The Dogma of Atheism 15. The Dogma of Atheism The Dogma of Atheism

 Atheism is the ultimate form of denial of the Parental "God". Atheism is not founded on real observation of the ultimate facts of the universe. Rather, it is a kind of adolescent development of the human species.

What characterizes the doctrine (or dogma) of atheism is not a discovery that there is no "God", but a refusal to acknowledge every kind of parent (or parent-like authority), including (therefore) the Parental "God" of childish "religion".

Atheism (or the conception that no "Creator-God" — or any other Greater Reality — exists) has always opposed theism (or "God-religion"). Nevertheless, atheistic ideas are the product of the same fundamental egoic consciousness that otherwise produces theistic (or conventional "religious") ideas.

Atheism is the product of the ego (or the phenomenal "self", grounded in elemental perception), and so also is theism. Atheism, like exoteric "God-religion", extends itself only into the domain of the first three stages of life — whereas esoteric "God-religion" provides a means for entering, mystically and Spiritually, into the developmental processes of the fourth stage of life and the fifth stage of life.

Atheism regularly proposes a "logic" of life that has its own dogmatic features. It does not propose a "God"-idea but, instead, founds itself on and in the perceptual and phenomenal mind alone.

Atheism concedes only a universal and ultimately indifferent (or merely lawful) cosmic Nature (not a "God") — and, so, there is no need to create a "religious creation-myth" to account for suffering. (And atheistic thinkers thus generally confine themselves to constructing a cosmology, based on material observations alone, that merely accounts for the apparent workings of the conditionally manifested events of cosmic Nature.)

Indeed, just as conventional "God-religion" (or conventional theism) arises to account for suffering, atheism arises on the basis of the unreserved acknowledgment of suffering. And, if there is no idea of "God", there is no idea of the human being as "creature" (or, in other words, the human being as the bearer of an immortal, or "God-like", "inner" part). Nor is there any need to interpret unfortunate or painful events as the "effects" of "Evil".

Therefore, the atheistic "point of view" is characterized by the trend of mind called "realism", just as the conventional "religious" (or theistic) "point of view" is characterized by the trend of mind called "idealism" — but both atheism and theism arise on the basis of the "self"-contraction (or the ego of phenomenal "self"-consciousness), rather than on the basis of direct Intuition of the Real Self-Nature, Self-Condition, and Self-State That is Prior to separate "self" and its conventions of perception and thought.
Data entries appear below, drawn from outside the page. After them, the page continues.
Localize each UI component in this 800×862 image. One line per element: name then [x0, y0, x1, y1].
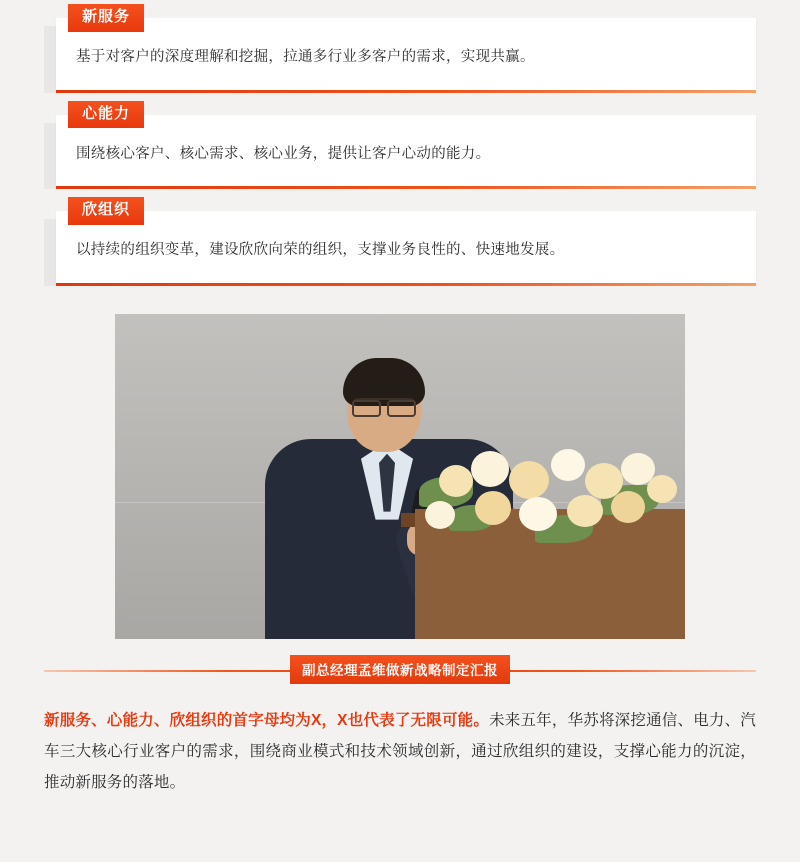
card-underline-2 — [56, 186, 756, 189]
section-badge-core-capability: 心能力 — [68, 101, 144, 129]
paragraph-highlight: 新服务、心能力、欣组织的首字母均为X，X也代表了无限可能。 — [44, 711, 490, 729]
card-underline-3 — [56, 283, 756, 286]
speaker-photo — [115, 314, 685, 639]
photo-caption-row — [0, 657, 800, 683]
section-block-1 — [0, 8, 800, 93]
photo-area — [0, 314, 800, 639]
section-text-3: 以持续的组织变革，建设欣欣向荣的组织，支撑业务良性的、快速地发展。 — [76, 242, 565, 259]
section-block-2 — [0, 104, 800, 190]
section-text-2: 围绕核心客户、核心需求、核心业务，提供让客户心动的能力。 — [76, 145, 491, 162]
section-text-1: 基于对客户的深度理解和挖掘，拉通多行业多客户的需求，实现共赢。 — [76, 49, 535, 65]
photo-caption: 副总经理孟维做新战略制定汇报 — [290, 655, 510, 684]
card-wrapper-2 — [44, 104, 756, 190]
photo-flower-arrangement — [415, 443, 685, 555]
section-badge-new-service: 新服务 — [68, 4, 144, 32]
section-block-3 — [0, 201, 800, 286]
section-card-2 — [56, 115, 756, 187]
paragraph-rest: 未来五年，华苏将深挖通信、电力、汽车三大核心行业客户的需求，围绕商业模式和技术领域创新，通过欣组织的建设，支撑心能力的沉淀，推动新服务的落地。 — [44, 711, 757, 791]
card-wrapper-3 — [44, 201, 756, 286]
photo-figure-glasses — [352, 398, 416, 411]
section-card-1 — [56, 18, 756, 90]
card-underline-1 — [56, 90, 756, 93]
section-badge-organization: 欣组织 — [68, 197, 144, 225]
card-wrapper-1 — [44, 8, 756, 93]
section-card-3 — [56, 211, 756, 283]
closing-paragraph — [44, 705, 756, 798]
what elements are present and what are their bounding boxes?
The realistic (or atheistic) view is just as much the bearer of a myth (or a merely conceptual interpretation of the "world") as is the conventional "religious" (or theistic) view. Atheism (or conventional realism) is a state of mind which is based in the phenomenal "self" and which seeks the ultimate protection, nourishment, pleasure, and preservation of the phenomenal "self" (at least in this "world" and, if there should be an after-life, then also in any other "world").

Therefore, atheism (or conventional realism) is simply a philosophical alternative to theism (or conventional "God-religion"), based on the same principle and consciousness (which is the phenomenal ego), and seeking (by alternative means) to fulfill the conditionally manifested "self" and relieve it of its suffering.          -F.J.